Chappelle then touched on the deadly Jan. 6 riots at the U.S. Capitol, which occurred not too far from where he was born and raised.

“It felt like they were fuckin’ my city up ... they were trashing my town ...” he said. “The president (Trump) was the catalyst for it, whether you wanna say he was legally responsible for it or not … He said, ‘You gotta take our country back.’”

Rogan then recalled Chappelle’s comments following Trump’s presidential win, when the comedian urged the public to give Trump a chance.

“You know why I said that? Because he was duly elected,” Chappelle explained. “I didn’t storm the Capitol and rub my shit on the walls the next day. Fucking stupid.”

Chappelle and Rogan then spoke about their relationships with other comedians, describing their social circle as a “tribe.” Chappelle then mentioned Marlon Wayans, whom he described as “one of my favorite people.” 

“He’s a wildly consistent dude in my life,” he said. “I used to hangout in Hollywood and sometimes I drink too much, but I knew where he lived … and I’d just knock on his door, and he’d open it.
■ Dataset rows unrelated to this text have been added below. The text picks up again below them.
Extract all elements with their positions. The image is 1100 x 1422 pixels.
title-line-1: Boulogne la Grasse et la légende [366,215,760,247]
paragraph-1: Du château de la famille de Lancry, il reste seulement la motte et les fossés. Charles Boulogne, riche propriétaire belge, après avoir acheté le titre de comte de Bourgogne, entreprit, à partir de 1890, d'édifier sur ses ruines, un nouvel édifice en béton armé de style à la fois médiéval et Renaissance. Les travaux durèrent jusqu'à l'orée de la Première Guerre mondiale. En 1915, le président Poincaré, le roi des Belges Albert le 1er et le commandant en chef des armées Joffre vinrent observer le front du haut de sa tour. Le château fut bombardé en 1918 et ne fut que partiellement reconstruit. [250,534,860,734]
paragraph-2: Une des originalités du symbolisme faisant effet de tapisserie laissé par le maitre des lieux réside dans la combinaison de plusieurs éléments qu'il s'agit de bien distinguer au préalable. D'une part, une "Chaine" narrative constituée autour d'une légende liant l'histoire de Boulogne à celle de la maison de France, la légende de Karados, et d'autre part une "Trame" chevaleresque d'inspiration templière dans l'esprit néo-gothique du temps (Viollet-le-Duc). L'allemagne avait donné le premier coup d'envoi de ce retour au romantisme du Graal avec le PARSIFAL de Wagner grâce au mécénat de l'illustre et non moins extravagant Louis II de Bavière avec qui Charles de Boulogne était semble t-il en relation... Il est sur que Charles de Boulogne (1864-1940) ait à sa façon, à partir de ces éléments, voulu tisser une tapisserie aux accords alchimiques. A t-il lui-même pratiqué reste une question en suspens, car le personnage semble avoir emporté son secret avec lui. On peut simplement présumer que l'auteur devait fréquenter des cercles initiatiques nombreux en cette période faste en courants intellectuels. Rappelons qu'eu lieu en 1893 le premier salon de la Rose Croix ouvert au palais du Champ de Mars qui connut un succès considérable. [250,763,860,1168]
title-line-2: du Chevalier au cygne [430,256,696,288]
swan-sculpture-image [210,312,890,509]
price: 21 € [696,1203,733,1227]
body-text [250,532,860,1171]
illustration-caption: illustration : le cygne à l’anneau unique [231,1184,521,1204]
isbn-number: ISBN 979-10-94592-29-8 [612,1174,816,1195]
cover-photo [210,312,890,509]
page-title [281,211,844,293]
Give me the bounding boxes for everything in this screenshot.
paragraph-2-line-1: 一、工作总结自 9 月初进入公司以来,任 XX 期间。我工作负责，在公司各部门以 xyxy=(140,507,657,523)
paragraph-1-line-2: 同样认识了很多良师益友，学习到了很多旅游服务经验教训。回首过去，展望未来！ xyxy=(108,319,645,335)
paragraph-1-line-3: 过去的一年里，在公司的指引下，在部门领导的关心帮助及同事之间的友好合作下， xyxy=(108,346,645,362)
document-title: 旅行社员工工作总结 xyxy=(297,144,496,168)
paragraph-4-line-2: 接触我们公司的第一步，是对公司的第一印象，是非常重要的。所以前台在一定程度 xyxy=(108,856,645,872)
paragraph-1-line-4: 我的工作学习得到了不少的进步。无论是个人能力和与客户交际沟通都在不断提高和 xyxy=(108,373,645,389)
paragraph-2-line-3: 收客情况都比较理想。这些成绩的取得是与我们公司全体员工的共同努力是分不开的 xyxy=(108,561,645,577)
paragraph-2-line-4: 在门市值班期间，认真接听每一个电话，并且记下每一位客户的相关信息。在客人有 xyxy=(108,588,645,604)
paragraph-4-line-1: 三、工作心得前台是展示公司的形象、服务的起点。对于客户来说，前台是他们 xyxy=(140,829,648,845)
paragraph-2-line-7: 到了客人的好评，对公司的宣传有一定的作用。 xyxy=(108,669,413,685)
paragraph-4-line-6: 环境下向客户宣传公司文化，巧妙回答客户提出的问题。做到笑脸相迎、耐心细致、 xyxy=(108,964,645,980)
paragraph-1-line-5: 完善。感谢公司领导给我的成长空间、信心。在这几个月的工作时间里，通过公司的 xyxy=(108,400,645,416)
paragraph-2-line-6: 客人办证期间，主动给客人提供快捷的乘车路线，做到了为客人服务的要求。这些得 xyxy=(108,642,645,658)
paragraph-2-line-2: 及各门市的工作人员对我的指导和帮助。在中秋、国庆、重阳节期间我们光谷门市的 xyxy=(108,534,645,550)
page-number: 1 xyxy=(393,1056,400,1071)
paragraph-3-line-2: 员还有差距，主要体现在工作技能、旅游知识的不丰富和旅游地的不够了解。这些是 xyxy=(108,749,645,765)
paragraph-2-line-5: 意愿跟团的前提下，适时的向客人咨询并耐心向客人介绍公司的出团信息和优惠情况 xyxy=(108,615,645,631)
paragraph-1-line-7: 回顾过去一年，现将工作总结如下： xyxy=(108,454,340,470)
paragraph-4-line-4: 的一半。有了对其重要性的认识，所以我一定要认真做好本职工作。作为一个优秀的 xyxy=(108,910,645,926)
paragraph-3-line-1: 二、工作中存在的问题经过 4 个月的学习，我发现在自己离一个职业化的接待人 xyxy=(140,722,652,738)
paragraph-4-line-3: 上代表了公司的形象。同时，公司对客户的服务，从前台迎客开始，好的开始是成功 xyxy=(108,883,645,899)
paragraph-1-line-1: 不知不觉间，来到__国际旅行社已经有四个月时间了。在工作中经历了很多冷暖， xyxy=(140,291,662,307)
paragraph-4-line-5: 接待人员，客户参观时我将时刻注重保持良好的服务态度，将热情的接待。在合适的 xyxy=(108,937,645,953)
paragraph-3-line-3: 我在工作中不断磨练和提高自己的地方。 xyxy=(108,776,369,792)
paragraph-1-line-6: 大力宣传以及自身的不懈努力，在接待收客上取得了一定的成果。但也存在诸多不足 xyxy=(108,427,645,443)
He got some room in his basmement and would just throw some blankets in it, and then I’d sleep, ’cause I trusted him. He’s just a fucking cool dude. … I brought him up because he came to my Shack, that’s where I do my shows … we all just hangout there. … But Marlon was so incensed that I didn’t have ice that he bought me an ice machine. It was the weirdest gift … He just sent it in the mail. Who does that?”